Le journal cite les commentaires d'Izabella (19 ans) et de Nora (21 ans), « dans le cortège des jeunes manifestant aujourd'hui » à Bruxelles. « Elles se sentent ‘bloquées’ financièrement, notamment pour leurs études. ‘Ce n'est pas le moment d'abandonner […] car nous devons garder espoir en l'avenir, car nous sommes l'avenir’, a déclaré Nora ».
Le mouvement combatif de la classe ouvrière belge s'inscrit dans une riposte continentale. Ces dernières semaines, des grèves générales et des manifestations de masse ont eu lieu en Grèce , en Italie , en Espagne , en France , en Allemagne et au Royaume-Uni , traduisant une opposition massive qui se développe contre les gouvernements qui imposent l'austérité, soutiennent le génocide à Gaza et s’apprêtent à gaspiller de vastes ressources sociales pour des guerres de conquête.
Dans tous les pays, la bureaucratie syndicale s’efforce désespérément de contenir le mécontentement social explosif, allant jusqu’à appeler à des grèves générales limitées pour permettre à la colère montante de se dissiper.
Politico rapporte encore les commentaires de bureaucrates syndicaux inquiets que le gouvernement ne reconnaisse pas leur rôle traditionnel dans la répression de la lutte des classes.

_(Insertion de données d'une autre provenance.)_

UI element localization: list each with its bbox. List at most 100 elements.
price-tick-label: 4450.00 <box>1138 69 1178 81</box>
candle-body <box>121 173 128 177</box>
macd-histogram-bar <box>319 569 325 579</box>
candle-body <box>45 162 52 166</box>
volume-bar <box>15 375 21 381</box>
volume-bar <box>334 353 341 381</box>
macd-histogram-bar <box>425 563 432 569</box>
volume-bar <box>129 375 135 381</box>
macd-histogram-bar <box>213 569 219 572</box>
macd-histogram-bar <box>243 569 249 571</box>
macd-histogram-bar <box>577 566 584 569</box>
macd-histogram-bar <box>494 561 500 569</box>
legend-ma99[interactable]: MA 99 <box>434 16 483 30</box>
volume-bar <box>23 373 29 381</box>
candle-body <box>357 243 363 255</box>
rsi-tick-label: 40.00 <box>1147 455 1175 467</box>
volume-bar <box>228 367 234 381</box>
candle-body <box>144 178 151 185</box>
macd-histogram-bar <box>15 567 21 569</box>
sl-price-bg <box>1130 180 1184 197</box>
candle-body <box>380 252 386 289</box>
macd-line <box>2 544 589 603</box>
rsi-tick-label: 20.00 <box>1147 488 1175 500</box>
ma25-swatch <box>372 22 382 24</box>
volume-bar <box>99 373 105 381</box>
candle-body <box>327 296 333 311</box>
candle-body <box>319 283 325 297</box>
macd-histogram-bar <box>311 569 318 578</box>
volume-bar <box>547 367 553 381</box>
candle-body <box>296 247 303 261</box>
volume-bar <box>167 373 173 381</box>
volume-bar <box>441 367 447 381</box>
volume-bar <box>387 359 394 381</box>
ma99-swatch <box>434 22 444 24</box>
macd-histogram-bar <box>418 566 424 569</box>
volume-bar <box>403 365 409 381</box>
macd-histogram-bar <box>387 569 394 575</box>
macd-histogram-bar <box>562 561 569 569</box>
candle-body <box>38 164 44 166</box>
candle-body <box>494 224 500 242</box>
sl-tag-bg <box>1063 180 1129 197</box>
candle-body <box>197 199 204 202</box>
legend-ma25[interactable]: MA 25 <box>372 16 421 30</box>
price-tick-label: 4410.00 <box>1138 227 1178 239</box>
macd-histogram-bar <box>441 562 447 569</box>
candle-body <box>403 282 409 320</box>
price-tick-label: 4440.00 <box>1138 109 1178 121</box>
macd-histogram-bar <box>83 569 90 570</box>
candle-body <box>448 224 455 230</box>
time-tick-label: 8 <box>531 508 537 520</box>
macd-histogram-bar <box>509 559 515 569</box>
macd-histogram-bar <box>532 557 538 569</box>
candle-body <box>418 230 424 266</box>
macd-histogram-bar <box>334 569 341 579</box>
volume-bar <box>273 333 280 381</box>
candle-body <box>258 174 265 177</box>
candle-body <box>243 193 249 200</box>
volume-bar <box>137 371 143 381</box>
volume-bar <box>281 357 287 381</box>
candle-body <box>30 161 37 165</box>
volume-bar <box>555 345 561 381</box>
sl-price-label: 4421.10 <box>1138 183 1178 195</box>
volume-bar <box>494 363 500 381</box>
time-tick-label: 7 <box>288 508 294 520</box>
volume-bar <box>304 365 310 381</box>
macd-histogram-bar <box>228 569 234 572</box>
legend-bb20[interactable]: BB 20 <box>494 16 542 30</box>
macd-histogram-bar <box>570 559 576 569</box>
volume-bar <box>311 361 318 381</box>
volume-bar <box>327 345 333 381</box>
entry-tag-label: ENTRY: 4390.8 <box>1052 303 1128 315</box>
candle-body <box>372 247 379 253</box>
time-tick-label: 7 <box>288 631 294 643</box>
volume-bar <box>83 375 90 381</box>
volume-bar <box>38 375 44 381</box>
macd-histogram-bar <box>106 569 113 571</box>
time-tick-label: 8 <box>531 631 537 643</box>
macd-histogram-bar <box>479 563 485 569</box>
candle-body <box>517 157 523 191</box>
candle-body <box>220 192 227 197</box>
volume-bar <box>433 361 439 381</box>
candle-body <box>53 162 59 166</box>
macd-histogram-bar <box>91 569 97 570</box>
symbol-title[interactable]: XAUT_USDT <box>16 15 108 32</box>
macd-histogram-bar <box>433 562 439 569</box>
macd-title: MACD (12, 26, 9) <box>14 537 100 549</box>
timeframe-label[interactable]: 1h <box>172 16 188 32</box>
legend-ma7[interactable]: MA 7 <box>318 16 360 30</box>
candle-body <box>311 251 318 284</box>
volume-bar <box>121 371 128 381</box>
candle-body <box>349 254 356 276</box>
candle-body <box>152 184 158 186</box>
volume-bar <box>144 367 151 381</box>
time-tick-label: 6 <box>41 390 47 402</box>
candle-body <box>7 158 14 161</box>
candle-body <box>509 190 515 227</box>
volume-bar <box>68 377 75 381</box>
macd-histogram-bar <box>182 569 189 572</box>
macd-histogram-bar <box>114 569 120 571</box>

Alexandre Sutherland, porte-parole de la CGSLB, a déclaré: « Le gouvernement n'écoute personne et agit à sa guise sans consulter les travailleurs. Et, bien sûr, c'est inacceptable dans un pays comme la Belgique, qui fonctionne de manière collaborative depuis très longtemps. »
(Article paru en anglais le 15 octobre 2025)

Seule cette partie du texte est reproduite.